Der 76-Jährige verstieß mit Fake-News über die US-Wahl mehrfach gegen die Regeln der Videoplattform. Die Online-Plattform Youtube hat die Nutzung des Kontos von Rudy Giuliani eingeschränkt. Der Anwalt von Ex-US-Präsident Donald Trump sei aus dem Programm zur Abgeltung von Beiträgen (Monetarisierungsprogramm) ausgeschlossen worden, teilte das Unternehmen am Dienstag mit. Youtube betätigte der Nachrichtenagentur AFP, dass Giuliani wiederholt gegen die Regeln der Plattform zur Verbreitung von Falschinformationen über die US-Präsidentschaftswahl verstoßen habe. Der Anwalt sei aus dem Partnerprogramm ausgeschlossen worden und erhalte keine Einnahmen aus dem Verkauf von Anzeigen (als Umsatzbeteiligung) mehr, erklärte Youtube. Der ehemalige Bürgermeister der Stadt New York hatte die zahlreichen Trump-Anhänger immer wieder mit Verschwörungstheorien über eine angebliche Manipulation der US-Wahl angestachelt.

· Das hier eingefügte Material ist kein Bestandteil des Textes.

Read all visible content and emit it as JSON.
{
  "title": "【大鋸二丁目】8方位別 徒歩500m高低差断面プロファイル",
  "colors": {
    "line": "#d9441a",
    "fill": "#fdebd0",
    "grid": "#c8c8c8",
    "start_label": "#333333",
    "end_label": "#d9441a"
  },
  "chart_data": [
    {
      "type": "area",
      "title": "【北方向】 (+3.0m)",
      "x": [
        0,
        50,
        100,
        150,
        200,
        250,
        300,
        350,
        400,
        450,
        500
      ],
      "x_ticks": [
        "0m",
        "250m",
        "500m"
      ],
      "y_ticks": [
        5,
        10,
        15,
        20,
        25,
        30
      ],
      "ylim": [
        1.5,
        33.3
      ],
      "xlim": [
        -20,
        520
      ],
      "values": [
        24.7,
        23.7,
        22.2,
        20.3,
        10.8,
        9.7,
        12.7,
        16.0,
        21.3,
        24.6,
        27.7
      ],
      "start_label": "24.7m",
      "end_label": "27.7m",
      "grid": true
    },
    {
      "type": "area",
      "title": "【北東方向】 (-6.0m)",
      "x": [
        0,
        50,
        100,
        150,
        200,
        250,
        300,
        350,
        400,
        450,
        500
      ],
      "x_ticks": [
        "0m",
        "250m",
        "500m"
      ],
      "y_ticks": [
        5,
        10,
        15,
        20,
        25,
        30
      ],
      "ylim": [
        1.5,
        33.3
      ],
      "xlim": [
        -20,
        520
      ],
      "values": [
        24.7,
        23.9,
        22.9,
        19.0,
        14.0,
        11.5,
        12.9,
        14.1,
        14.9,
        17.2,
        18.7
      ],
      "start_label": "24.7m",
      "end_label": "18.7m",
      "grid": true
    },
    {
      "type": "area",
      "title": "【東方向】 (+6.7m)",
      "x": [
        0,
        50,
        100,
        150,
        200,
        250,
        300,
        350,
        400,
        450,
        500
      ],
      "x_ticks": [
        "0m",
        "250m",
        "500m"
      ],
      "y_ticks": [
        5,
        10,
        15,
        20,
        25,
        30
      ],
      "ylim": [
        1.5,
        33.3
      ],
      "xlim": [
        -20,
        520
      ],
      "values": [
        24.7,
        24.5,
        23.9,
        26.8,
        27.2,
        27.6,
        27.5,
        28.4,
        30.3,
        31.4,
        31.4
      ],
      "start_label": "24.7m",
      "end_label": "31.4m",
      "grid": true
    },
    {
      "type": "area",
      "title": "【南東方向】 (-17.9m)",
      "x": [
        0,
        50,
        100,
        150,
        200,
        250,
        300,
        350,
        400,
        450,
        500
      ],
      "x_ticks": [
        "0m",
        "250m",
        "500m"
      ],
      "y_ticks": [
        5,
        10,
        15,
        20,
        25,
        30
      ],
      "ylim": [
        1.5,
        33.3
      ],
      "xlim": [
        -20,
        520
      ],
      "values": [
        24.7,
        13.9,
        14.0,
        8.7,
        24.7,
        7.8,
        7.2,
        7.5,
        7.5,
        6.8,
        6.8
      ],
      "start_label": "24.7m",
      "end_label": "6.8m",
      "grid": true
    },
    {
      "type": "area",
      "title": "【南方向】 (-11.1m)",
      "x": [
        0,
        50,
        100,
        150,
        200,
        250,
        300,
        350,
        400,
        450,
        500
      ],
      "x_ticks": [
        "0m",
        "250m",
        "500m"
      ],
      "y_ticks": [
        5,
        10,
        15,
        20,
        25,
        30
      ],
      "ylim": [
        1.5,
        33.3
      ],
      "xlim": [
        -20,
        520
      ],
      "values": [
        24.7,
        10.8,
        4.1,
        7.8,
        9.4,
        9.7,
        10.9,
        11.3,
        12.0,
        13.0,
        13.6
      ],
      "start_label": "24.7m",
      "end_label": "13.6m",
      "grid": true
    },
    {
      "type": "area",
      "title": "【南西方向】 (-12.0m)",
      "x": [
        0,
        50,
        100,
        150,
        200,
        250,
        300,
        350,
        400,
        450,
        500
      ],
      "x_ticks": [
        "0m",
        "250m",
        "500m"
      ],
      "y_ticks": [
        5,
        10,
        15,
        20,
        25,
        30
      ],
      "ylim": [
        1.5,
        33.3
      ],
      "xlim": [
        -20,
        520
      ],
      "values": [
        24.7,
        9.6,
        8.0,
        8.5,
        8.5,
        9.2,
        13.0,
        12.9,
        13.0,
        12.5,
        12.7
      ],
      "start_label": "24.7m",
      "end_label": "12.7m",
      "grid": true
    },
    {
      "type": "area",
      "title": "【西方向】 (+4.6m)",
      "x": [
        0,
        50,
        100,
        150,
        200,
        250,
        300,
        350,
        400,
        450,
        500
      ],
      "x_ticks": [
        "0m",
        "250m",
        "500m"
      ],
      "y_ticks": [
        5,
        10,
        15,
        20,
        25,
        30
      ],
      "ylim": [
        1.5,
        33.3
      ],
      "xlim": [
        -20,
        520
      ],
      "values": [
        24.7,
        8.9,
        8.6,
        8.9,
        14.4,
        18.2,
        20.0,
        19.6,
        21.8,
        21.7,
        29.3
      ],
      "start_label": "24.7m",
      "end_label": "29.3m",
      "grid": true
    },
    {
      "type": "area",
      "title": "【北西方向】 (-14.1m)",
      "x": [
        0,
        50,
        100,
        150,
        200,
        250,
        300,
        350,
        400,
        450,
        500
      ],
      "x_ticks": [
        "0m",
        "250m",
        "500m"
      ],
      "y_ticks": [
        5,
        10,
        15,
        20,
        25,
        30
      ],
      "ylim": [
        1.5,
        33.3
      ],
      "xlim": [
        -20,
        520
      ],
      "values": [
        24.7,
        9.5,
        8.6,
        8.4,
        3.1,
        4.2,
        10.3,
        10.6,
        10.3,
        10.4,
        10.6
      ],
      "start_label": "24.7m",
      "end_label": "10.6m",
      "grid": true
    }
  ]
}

In einem Youtube-Video sagte Giuliani etwa, die Wahlmaschinen der Firma Dominion Voting Systems hätten dazu beigetragen, dem abgewählten und mittlerweile abgetretenen republikanischen Präsidenten “die Wahl zu stehlen”. Das Unternehmen verklagte Giuliani am Montag wegen Verleumdung und forderte umgerechnet rund eine Milliarde Euro Schadenersatz. Dem 76-Jährigen droht auch der Ausschluss aus der New Yorker Anwaltskammer.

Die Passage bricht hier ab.